XXXI. On se lève pour sortir du conseil ; les soldats entourent les deux lieutenants et les conjurent « de ne pas tout compromettre par leur division et leur opiniâtreté : tout est facile, soit qu’on demeure, soit qu’on parte, si tous partagent et approuvent le même avis ; mais la dissension ne peut laisser aucun espoir. » Le débat se prolonge jusqu’au milieu de la nuit. Enfin, Cotta ébranlé se rend ; l’avis de Sabinus l’emporte. On annonce le départ pour le point du jour : le reste de la nuit se passe à veiller ; chaque soldat visite son bagage, pour savoir ce qu’il emportera ou ce qu’il sera contraint de laisser de ses équipements d’hiver. Il semble qu’on ne néglige rien pour ne pouvoir rester sans danger et pour ajouter au péril de la retraite celui de l’opérer avec des soldats affaiblis par la fatigue et la veille. C’est dans cet état qu’on sort du camp à la pointe du jour, avec la persuasion que l’avis donné par Ambiorix l’était non par un ennemi, mais par l’ami le plus sûr ; on se met en marche sur une longue file, avec un nombreux bagage.

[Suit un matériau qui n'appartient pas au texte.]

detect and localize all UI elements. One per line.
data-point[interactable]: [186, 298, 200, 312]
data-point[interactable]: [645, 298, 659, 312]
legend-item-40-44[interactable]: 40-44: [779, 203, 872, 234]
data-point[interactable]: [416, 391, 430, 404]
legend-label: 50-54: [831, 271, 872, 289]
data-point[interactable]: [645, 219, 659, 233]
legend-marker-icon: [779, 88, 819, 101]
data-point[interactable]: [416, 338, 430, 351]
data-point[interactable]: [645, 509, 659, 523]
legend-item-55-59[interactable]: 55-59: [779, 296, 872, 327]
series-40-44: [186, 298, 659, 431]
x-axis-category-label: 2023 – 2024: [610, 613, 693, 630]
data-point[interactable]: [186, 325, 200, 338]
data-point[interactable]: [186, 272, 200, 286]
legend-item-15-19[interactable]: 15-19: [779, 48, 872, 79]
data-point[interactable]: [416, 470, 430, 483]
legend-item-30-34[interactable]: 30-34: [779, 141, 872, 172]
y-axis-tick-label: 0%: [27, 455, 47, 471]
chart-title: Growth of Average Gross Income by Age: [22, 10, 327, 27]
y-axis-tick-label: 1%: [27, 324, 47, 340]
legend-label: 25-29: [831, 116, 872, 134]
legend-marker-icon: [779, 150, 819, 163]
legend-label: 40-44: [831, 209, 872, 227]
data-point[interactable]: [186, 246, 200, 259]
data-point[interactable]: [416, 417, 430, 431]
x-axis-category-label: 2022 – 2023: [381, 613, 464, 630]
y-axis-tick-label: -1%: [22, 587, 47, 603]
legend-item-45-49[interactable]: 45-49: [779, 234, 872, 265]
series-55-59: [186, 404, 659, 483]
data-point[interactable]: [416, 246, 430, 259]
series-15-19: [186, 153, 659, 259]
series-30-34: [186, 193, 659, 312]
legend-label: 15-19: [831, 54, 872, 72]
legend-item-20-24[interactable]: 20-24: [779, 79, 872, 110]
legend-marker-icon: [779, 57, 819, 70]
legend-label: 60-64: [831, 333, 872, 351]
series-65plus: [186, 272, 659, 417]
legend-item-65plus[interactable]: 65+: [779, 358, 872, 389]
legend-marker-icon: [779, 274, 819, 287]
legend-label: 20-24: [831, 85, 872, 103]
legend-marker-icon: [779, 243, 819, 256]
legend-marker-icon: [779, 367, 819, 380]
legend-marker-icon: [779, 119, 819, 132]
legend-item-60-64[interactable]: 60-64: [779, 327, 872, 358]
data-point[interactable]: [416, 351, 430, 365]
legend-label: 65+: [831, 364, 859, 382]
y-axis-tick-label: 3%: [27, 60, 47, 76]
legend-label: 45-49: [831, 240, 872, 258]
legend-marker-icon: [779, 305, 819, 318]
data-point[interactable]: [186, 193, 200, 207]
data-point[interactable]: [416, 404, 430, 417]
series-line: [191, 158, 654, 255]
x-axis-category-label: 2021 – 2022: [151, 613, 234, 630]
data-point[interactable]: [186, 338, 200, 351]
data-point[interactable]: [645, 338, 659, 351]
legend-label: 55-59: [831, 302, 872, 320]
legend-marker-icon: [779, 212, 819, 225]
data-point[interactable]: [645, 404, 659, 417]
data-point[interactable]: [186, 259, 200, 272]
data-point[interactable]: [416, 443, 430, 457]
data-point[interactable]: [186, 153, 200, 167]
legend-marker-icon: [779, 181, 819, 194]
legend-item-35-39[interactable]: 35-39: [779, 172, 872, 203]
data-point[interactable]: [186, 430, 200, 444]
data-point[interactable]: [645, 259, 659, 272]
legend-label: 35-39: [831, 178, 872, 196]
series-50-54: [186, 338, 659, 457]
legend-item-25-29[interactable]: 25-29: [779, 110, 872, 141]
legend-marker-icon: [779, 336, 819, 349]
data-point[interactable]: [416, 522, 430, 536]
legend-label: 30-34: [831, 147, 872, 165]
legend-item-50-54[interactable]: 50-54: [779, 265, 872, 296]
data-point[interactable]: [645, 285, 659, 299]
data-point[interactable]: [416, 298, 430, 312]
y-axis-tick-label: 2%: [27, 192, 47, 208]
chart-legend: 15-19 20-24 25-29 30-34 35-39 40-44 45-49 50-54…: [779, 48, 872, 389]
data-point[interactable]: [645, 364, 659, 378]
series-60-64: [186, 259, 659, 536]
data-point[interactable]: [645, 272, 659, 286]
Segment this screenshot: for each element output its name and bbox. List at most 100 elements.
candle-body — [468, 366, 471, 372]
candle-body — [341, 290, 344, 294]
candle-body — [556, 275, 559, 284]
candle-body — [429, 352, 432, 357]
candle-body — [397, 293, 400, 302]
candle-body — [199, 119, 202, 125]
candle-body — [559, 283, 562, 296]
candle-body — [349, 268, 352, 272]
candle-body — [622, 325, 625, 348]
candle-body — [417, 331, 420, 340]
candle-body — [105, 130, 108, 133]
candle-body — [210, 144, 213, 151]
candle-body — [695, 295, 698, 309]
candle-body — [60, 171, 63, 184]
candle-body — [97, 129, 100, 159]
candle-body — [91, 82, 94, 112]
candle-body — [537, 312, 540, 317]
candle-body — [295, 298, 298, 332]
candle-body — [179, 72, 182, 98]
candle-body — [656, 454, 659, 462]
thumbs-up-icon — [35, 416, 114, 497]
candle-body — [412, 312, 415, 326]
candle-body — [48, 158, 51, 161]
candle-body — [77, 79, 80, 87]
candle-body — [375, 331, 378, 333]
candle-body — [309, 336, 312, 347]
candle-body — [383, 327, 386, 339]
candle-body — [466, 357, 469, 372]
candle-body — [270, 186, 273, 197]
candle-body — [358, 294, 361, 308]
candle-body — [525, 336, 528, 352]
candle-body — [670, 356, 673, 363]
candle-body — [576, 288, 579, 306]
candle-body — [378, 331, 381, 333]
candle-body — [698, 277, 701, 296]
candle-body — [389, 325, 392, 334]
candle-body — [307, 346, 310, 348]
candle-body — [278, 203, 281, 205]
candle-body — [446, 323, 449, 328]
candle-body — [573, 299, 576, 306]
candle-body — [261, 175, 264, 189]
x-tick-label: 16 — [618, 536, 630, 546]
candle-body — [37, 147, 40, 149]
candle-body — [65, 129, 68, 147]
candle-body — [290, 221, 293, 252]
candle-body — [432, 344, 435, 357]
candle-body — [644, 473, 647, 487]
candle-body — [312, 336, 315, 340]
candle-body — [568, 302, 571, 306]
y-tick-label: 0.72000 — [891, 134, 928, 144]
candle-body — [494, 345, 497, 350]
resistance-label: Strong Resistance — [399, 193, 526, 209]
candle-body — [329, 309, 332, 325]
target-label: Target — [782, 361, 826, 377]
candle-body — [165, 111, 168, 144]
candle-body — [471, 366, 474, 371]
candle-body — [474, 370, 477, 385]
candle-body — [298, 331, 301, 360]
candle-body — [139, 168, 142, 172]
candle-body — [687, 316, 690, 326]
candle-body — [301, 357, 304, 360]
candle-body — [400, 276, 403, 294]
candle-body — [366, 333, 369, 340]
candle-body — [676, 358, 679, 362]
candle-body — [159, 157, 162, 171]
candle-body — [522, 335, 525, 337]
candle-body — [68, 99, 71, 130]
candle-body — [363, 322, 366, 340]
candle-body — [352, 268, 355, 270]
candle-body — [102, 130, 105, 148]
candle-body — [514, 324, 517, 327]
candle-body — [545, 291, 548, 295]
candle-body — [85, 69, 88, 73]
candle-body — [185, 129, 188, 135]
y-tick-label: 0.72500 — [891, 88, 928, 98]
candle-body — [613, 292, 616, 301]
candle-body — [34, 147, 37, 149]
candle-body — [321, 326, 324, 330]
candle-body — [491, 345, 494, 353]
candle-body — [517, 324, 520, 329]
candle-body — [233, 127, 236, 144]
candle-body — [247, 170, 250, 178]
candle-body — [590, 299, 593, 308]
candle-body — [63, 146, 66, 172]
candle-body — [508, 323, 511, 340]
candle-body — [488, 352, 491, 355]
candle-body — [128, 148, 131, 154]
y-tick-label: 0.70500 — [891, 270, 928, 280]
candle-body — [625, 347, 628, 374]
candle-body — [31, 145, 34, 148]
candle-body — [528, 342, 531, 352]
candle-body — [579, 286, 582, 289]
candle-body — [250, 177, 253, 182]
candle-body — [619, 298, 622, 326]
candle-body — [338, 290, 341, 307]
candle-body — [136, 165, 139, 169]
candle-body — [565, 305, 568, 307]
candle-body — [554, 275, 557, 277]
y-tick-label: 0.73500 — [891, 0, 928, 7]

XXXII. Mais les ennemis, avertis du départ de nos soldats par le bruit et le mouvement de la nuit, avaient, en se partageant en deux corps, formé une embuscade dans leurs forêts, dans un lieu caché et favorable à leur dessein, à deux mille pas environ ; et ils attendaient l’arrivée des Romains. Quand la plus grande partie de nos troupes se fut engagée dans une vallée profonde, ils se montrèrent tout à coup à l’une et à l’autre de ses issues, attaquèrent l’arrière-garde, arrêtèrent l’avant-garde, et engagèrent le combat dans la position la plus désavantageuse pour nous.

XXXIII. Alors Titurius, en homme qui n’avait pourvu à rien, se trouble, court ça et là, et dispose les cohortes ; mais ses mesures sont timides, et tout semble lui manquer à la fois, comme il arrive d’ordinaire à ceux qui, dans le moment même de l’action, sont forcés de prendre un parti. Mais Cotta qui avait pensé au danger de se mettre en marche, et qui, pour cette raison, s’était opposé au départ, n’omettait rien de ce qu’exigeait le salut commun, remplissant à la fois le devoir de général en dirigeant et exhortant les troupes, et celui de soldat en combattant. Comme, à raison de l’étendue de l’armée, les lieutenants pouvaient moins facilement tout faire par eux-mêmes, et pourvoir aux besoins de chaque point, ils firent publier l’ordre d’abandonner les bagages et de se tenir en cercle ; résolution qui, bien qu’elle ne fût pas répréhensible dans cette conjoncture, eut cependant un effet fâcheux ; car elle diminua la confiance de nos soldats et donna au contraire plus d’ardeur aux ennemis, qui prirent cette disposition pour l’indice d’une grande terreur et du désespoir. Il en résulta en outre un inconvénient inévitable ; c’est que partout les soldats s’éloignaient des enseignes pour courir aux bagages, afin d’y prendre et d’en retirer chacun ce qu’il avait de plus cher ; on n’entendait que cris et gémissements.